That was quite a little drama that erupted just before the Ontario Liberal government’s first minority budget was finally passed. Most of us in the public are unaccustomed to seeing the Liberals take the offensive and attack other parties and their leaders. The tone of stridency that came from Premier Dalton McGuinty and Finance Minister Dwight Duncan charging that New Democratic Party (NDP) leader Andrea Horwath was going back on her word to support the budget had a sound of desperation.
Here’s McGuinty: “The NDP turned their backs – yet again – on an agreement to pass our budget. They joined forces with the PCs to gut the government’s budget bill. The consequences of the NDP’s latest backtrack would hurt our economy when what it needs most is stability and certainty. Andrea Horwath and her party have, for the second time, broken their word about passing this budget.”
Duncan then built on the rhetoric, calling Horwath someone who “can’t be trusted”.
Was this all just political grandstanding for their respective supporters?
The Liberals charged that the changes the NDP were seeking to make in order to gain its support for this budget would have disrupted the government’s schedule for paying down the deficit, a matter of some importance since the government continues to spend more than it takes in.
To put it kindly, there seemed to have been some misunderstanding between McGuinty and Horwath over their agreement to gain the NDP’s support for the budget. In fact, during the first round of voting, the NDP abstained rather than vote in support of the budget after the Liberals made concessions the NDP demanded, such as an additional tax on Ontarians making over $500,000.
While ordinary people’s daily lives are affected by the decisions these politicians make as they cut services here and there and seek to take more revenue through taxes and fees, many are also frustrated when they see these political games being played out.
While the Liberal and NDP camps where driving up the rhetoric, Conservative leader Tim Hudak, who did side with the NDP in its attempt to extract further concessions from the government prior to the final vote, was playing his own game of refusing to get involved in the process claiming that the budget didn’t go far enough to create ‘jobs, jobs, jobs’ as if that has ever been truly a central plank of conservative policy.

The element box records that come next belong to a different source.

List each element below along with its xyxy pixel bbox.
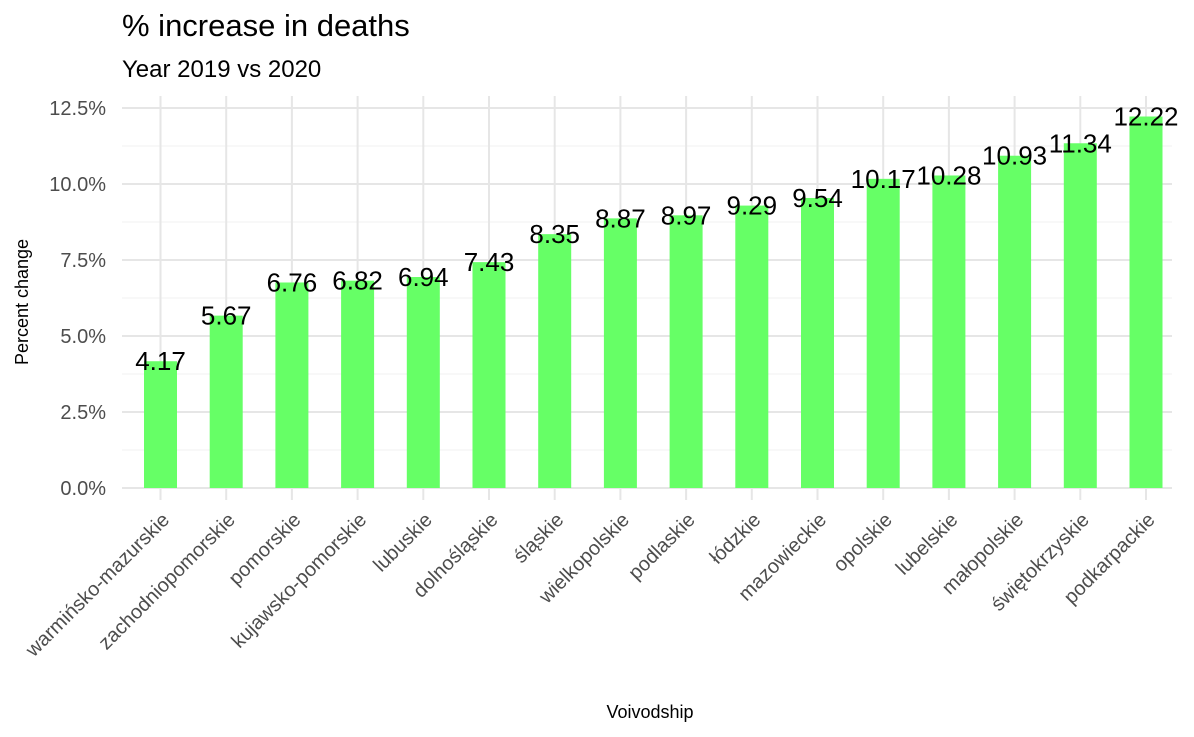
data-label: 4.17: [135, 346, 186, 376]
data-label: 11.34: [1049, 128, 1112, 158]
bar: [472, 262, 506, 488]
data-label: 6.82: [332, 266, 383, 296]
bar: [932, 175, 966, 488]
data-label: 12.22: [1113, 102, 1178, 132]
y-tick-label: 5.0%: [60, 326, 106, 348]
bar: [275, 282, 309, 488]
bar: [735, 205, 769, 489]
x-tick-label: śląskie: [509, 509, 568, 568]
bars: [144, 116, 1163, 489]
bar: [801, 197, 834, 488]
y-tick-label: 7.5%: [60, 250, 106, 272]
data-label: 5.67: [201, 301, 252, 331]
data-label: 10.93: [982, 141, 1047, 171]
data-label: 9.54: [792, 183, 843, 213]
data-label: 10.28: [916, 160, 981, 190]
chart-subtitle: Year 2019 vs 2020: [122, 56, 322, 83]
chart-title: % increase in deaths: [122, 8, 410, 43]
bar: [603, 218, 637, 489]
data-label: 6.76: [267, 267, 318, 297]
bar: [866, 178, 900, 488]
data-label: 8.35: [529, 219, 580, 249]
y-tick-label: 12.5%: [49, 98, 106, 120]
bar: [144, 361, 177, 488]
data-label: 10.17: [851, 164, 916, 194]
bar: [669, 215, 703, 488]
y-tick-label: 2.5%: [60, 402, 106, 424]
x-tick-label: łódzkie: [706, 509, 766, 569]
bar: [406, 277, 440, 488]
data-label: 7.43: [464, 247, 515, 277]
data-label: 8.87: [595, 203, 646, 233]
data-label: 8.97: [661, 200, 712, 230]
y-axis: 0.0% 2.5% 5.0% 7.5% 10.0% 12.5%: [49, 98, 106, 500]
bar: [998, 155, 1032, 488]
x-tick-label: lubuskie: [369, 509, 436, 576]
x-axis: warmińsko-mazurskiezachodniopomorskiepom…: [21, 509, 1160, 662]
bar: [1063, 143, 1097, 488]
y-axis-title: Percent change: [12, 239, 32, 365]
data-label: 6.94: [398, 262, 449, 292]
data-labels: 4.17 5.67 6.76 6.82 6.94 7.43 8.35 8.87 8.97 9.29…: [135, 102, 1178, 377]
x-axis-title: Voivodship: [606, 702, 693, 722]
data-label: 9.29: [726, 191, 777, 221]
x-tick-label: podlaskie: [624, 509, 699, 584]
x-tick-label: opolskie: [829, 509, 896, 576]
bar: [341, 280, 375, 488]
bar: [209, 315, 243, 488]
y-tick-label: 10.0%: [49, 174, 106, 196]
bar: [538, 234, 572, 488]
y-tick-label: 0.0%: [60, 478, 106, 500]
bar: [1129, 116, 1163, 489]
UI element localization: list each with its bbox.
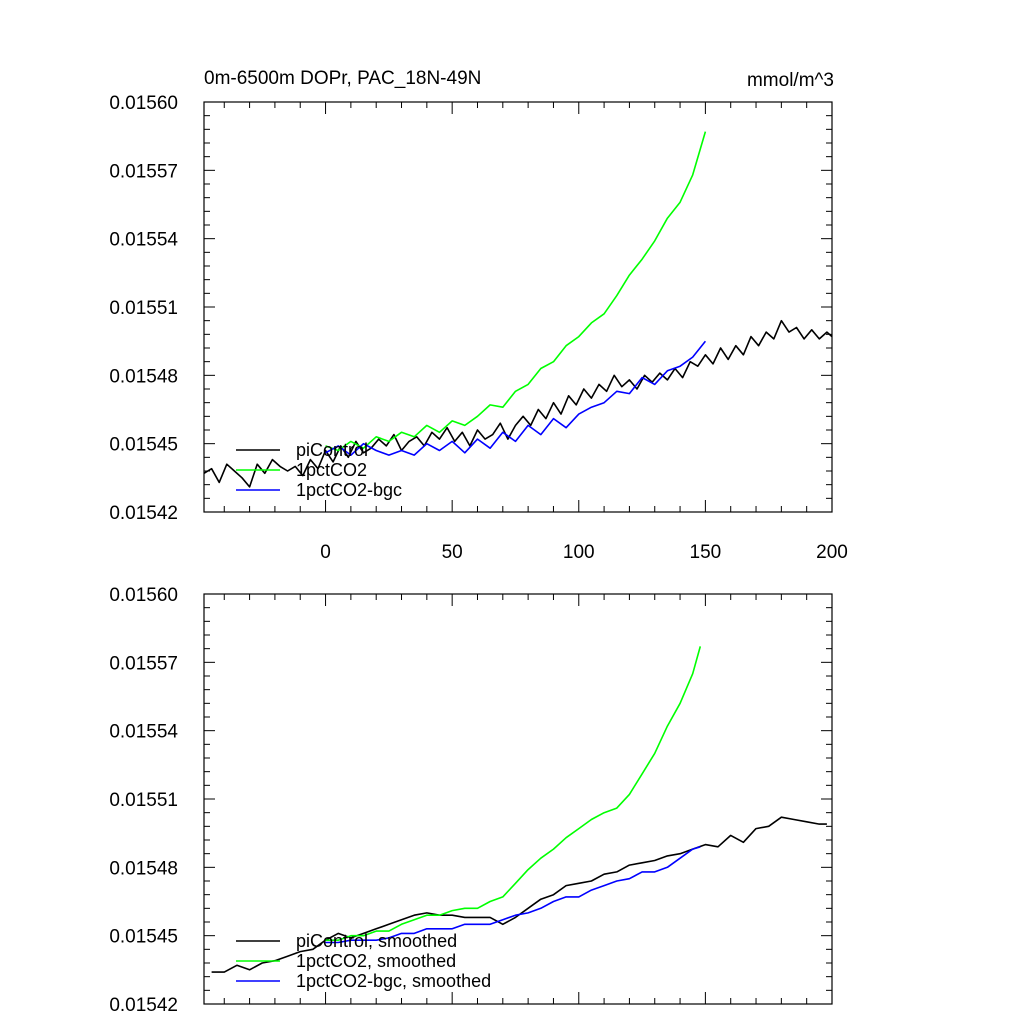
x-tick-label: 150	[690, 542, 722, 563]
x-tick-label: 100	[563, 542, 595, 563]
y-tick-label: 0.01554	[109, 230, 178, 251]
series-line-picontrol	[203, 319, 833, 488]
legend-label: 1pctCO2-bgc, smoothed	[296, 971, 491, 991]
series-line-1pctco2	[325, 131, 707, 452]
y-tick-label: 0.01545	[109, 927, 178, 948]
legend-label: piControl, smoothed	[296, 931, 457, 951]
y-tick-label: 0.01557	[109, 161, 178, 182]
y-tick-label: 0.01548	[109, 858, 178, 879]
legend-label: piControl	[296, 440, 368, 460]
top-panel: 0.01542 0.01545 0.01548 0.01551 0.01554 0.015…	[109, 93, 848, 563]
legend-label: 1pctCO2, smoothed	[296, 951, 456, 971]
y-tick-label: 0.01557	[109, 653, 178, 674]
panel-title: 0m-6500m DOPr, PAC_18N-49N	[204, 68, 481, 89]
series-line-1pctco2-bgc-smoothed	[325, 846, 701, 944]
series-line-1pctco2-smoothed	[325, 646, 702, 942]
y-tick-label: 0.01560	[109, 93, 178, 114]
legend-label: 1pctCO2	[296, 460, 367, 480]
y-tick-label: 0.01551	[109, 790, 178, 811]
y-tick-label: 0.01548	[109, 366, 178, 387]
x-tick-label: 50	[442, 542, 463, 563]
bottom-panel: 0.01542 0.01545 0.01548 0.01551 0.01554 0.015…	[109, 585, 833, 1016]
y-tick-label: 0.01542	[109, 503, 178, 524]
series-line-picontrol-smoothed	[211, 816, 827, 973]
y-tick-label: 0.01560	[109, 585, 178, 606]
y-tick-label: 0.01551	[109, 298, 178, 319]
series-line-1pctco2-bgc	[325, 340, 707, 456]
x-tick-label: 200	[816, 542, 848, 563]
y-tick-label: 0.01545	[109, 435, 178, 456]
legend-label: 1pctCO2-bgc	[296, 480, 402, 500]
y-tick-label: 0.01542	[109, 995, 178, 1016]
units-label: mmol/m^3	[747, 70, 834, 91]
x-tick-label: 0	[320, 542, 331, 563]
y-tick-label: 0.01554	[109, 722, 178, 743]
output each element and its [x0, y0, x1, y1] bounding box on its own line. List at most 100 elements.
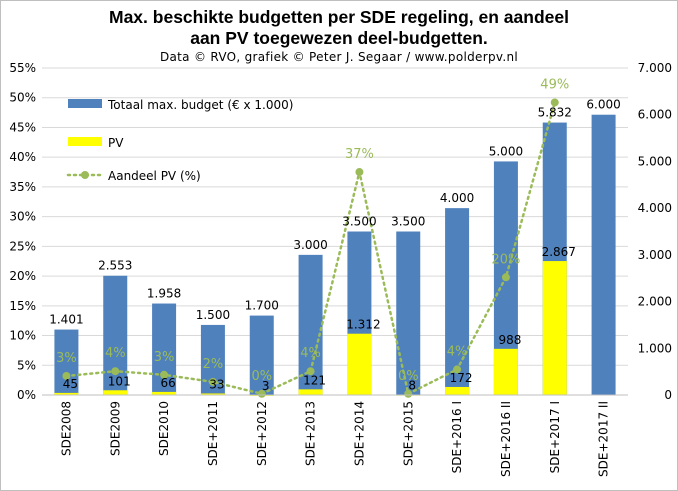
bar-pv-label: 1.312 — [346, 318, 380, 332]
bar-total-budget-label: 5.832 — [538, 106, 572, 120]
legend-swatch-pv — [68, 137, 102, 146]
bar-pv-label: 33 — [209, 377, 224, 391]
bar-pv — [103, 390, 128, 395]
left-axis-tick-label: 45% — [9, 120, 36, 134]
legend-label-pv: PV — [108, 136, 124, 150]
left-axis-tick-label: 0% — [17, 388, 36, 402]
x-axis-category-label: SDE+2011 — [206, 401, 220, 466]
chart-title: Max. beschikte budgetten per SDE regelin… — [0, 7, 678, 49]
point-pv-share — [355, 168, 364, 177]
point-pv-share — [453, 365, 462, 374]
x-axis-category-label: SDE2009 — [108, 401, 122, 456]
x-axis-category-label: SDE2010 — [157, 401, 171, 456]
point-pv-share-label: 4% — [105, 346, 126, 361]
bar-pv-label: 45 — [63, 377, 78, 391]
bar-pv — [347, 333, 372, 395]
bar-pv-label: 101 — [108, 374, 131, 388]
x-axis-category-label: SDE+2017 I — [548, 401, 562, 473]
point-pv-share — [501, 273, 510, 282]
bar-pv-label: 3 — [262, 379, 270, 393]
right-axis-tick-label: 3.000 — [638, 248, 672, 262]
left-axis-tick-label: 50% — [9, 91, 36, 105]
point-pv-share-label: 37% — [345, 147, 374, 162]
bar-total-budget — [54, 329, 79, 395]
x-axis-category-label: SDE+2013 — [304, 401, 318, 466]
bar-total-budget-label: 1.401 — [49, 313, 83, 327]
bar-total-budget-label: 3.500 — [342, 215, 376, 229]
legend-swatch-pv-share-marker — [81, 171, 89, 179]
bar-total-budget-label: 5.000 — [489, 144, 523, 158]
left-axis-tick-label: 30% — [9, 210, 36, 224]
bar-pv-label: 988 — [498, 333, 521, 347]
left-axis-tick-label: 10% — [9, 329, 36, 343]
label-layer: 1.401 45 2.553 101 1.958 66 1.500 33 1.700 3 3.000… — [49, 77, 621, 392]
x-axis-category-label: SDE+2012 — [255, 401, 269, 466]
bar-total-budget-label: 1.958 — [147, 287, 181, 301]
bar-pv — [298, 389, 323, 395]
bar-total-budget-label: 3.000 — [293, 238, 327, 252]
bar-pv — [445, 386, 470, 395]
point-pv-share-label: 49% — [540, 77, 569, 92]
right-axis-tick-label: 1.000 — [638, 341, 672, 355]
right-axis-tick-label: 0 — [664, 388, 672, 402]
x-axis-category-label: SDE+2016 I — [450, 401, 464, 473]
bar-pv — [54, 392, 79, 395]
point-pv-share-label: 4% — [300, 346, 321, 361]
chart-title-line-1: Max. beschikte budgetten per SDE regelin… — [109, 7, 569, 27]
bar-pv-label: 121 — [303, 373, 326, 387]
left-axis-tick-label: 35% — [9, 180, 36, 194]
bar-pv-label: 8 — [408, 379, 416, 393]
bar-pv — [493, 348, 518, 395]
point-pv-share-label: 3% — [56, 351, 77, 366]
bar-total-budget — [396, 231, 421, 395]
x-axis-category-label: SDE2008 — [59, 401, 73, 456]
left-axis-tick-label: 55% — [9, 61, 36, 75]
point-pv-share — [160, 370, 169, 379]
x-axis-category-label: SDE+2016 II — [499, 401, 513, 477]
x-axis-category-label: SDE+2015 — [401, 401, 415, 466]
point-pv-share-label: 20% — [491, 252, 520, 267]
point-pv-share-label: 4% — [447, 344, 468, 359]
bar-pv — [152, 391, 177, 395]
point-pv-share — [404, 389, 413, 398]
bar-total-budget-label: 2.553 — [98, 259, 132, 273]
point-pv-share — [306, 367, 315, 376]
point-pv-share — [257, 389, 266, 398]
bar-total-budget-label: 4.000 — [440, 191, 474, 205]
line-layer — [62, 98, 559, 398]
bar-total-budget-label: 1.700 — [245, 299, 279, 313]
x-axis-category-label: SDE+2014 — [352, 401, 366, 466]
point-pv-share-label: 3% — [154, 350, 175, 365]
right-axis-tick-label: 5.000 — [638, 154, 672, 168]
bar-pv-label: 172 — [450, 371, 473, 385]
bar-total-budget-label: 3.500 — [391, 215, 425, 229]
right-axis-tick-label: 4.000 — [638, 201, 672, 215]
x-axis-category-label: SDE+2017 II — [597, 401, 611, 477]
point-pv-share — [550, 98, 559, 107]
right-axis-tick-label: 6.000 — [638, 108, 672, 122]
point-pv-share — [111, 367, 120, 376]
point-pv-share-label: 0% — [251, 369, 272, 384]
bar-total-budget — [445, 208, 470, 395]
bar-total-budget — [591, 114, 616, 395]
bar-pv-label: 2.867 — [542, 245, 576, 259]
bar-pv-label: 66 — [160, 376, 175, 390]
left-axis-tick-label: 5% — [17, 358, 36, 372]
legend-swatch-total-budget — [68, 99, 102, 108]
left-axis-tick-label: 25% — [9, 239, 36, 253]
left-axis-tick-label: 40% — [9, 150, 36, 164]
bar-pv — [200, 393, 225, 395]
legend-label-pv-share: Aandeel PV (%) — [108, 169, 201, 183]
chart-subtitle: Data © RVO, grafiek © Peter J. Segaar / … — [159, 50, 518, 64]
axis-layer: 0%5%10%15%20%25%30%35%40%45%50%55%01.000… — [9, 61, 672, 477]
bar-total-budget-label: 6.000 — [586, 98, 620, 112]
right-axis-tick-label: 7.000 — [638, 61, 672, 75]
bar-total-budget — [152, 303, 177, 395]
point-pv-share-label: 2% — [203, 357, 224, 372]
left-axis-tick-label: 15% — [9, 299, 36, 313]
left-axis-tick-label: 20% — [9, 269, 36, 283]
chart-title-line-2: aan PV toegewezen deel-budgetten. — [190, 28, 488, 48]
point-pv-share — [208, 377, 217, 386]
point-pv-share — [62, 371, 71, 380]
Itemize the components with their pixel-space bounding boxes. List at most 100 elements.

In fact, Hudak’s behaviour did more to present him as being outside the loop while the other two parties, as messy as things were, made the effort to get the budget passed in order to avoid an election.
Minority governments are usually not bad for the electorate which can benefit from the compromises governments have to make to get their agenda through parliament. When the federal Conservative government were in a minority, the NDP, led by the late Jack Layton, was able to get some significant policy approved, for example in the protection of seniors, while agreeing to support Conservative budgets. But the provincial Liberals haven’t had much practice in compromise, having spent the previous seven years as a majority government.
McGuinty’s tactic of threatening to send Ontarians back to the polls if he does not get his way, will only work for so long. He will have to work harder at the art of compromise in order to gain the support of the other parties in the future.
Unless, of course, he really wants to call another election.
A note on Euro Cup diversity…
It’s called the Euro Cup but if the teams on the soccer field represent a microcosm of Europe then we have to see that Europeans today comes in many hues. Can hardly wait for the World Cup in 2014. In the meantime: Go Italy!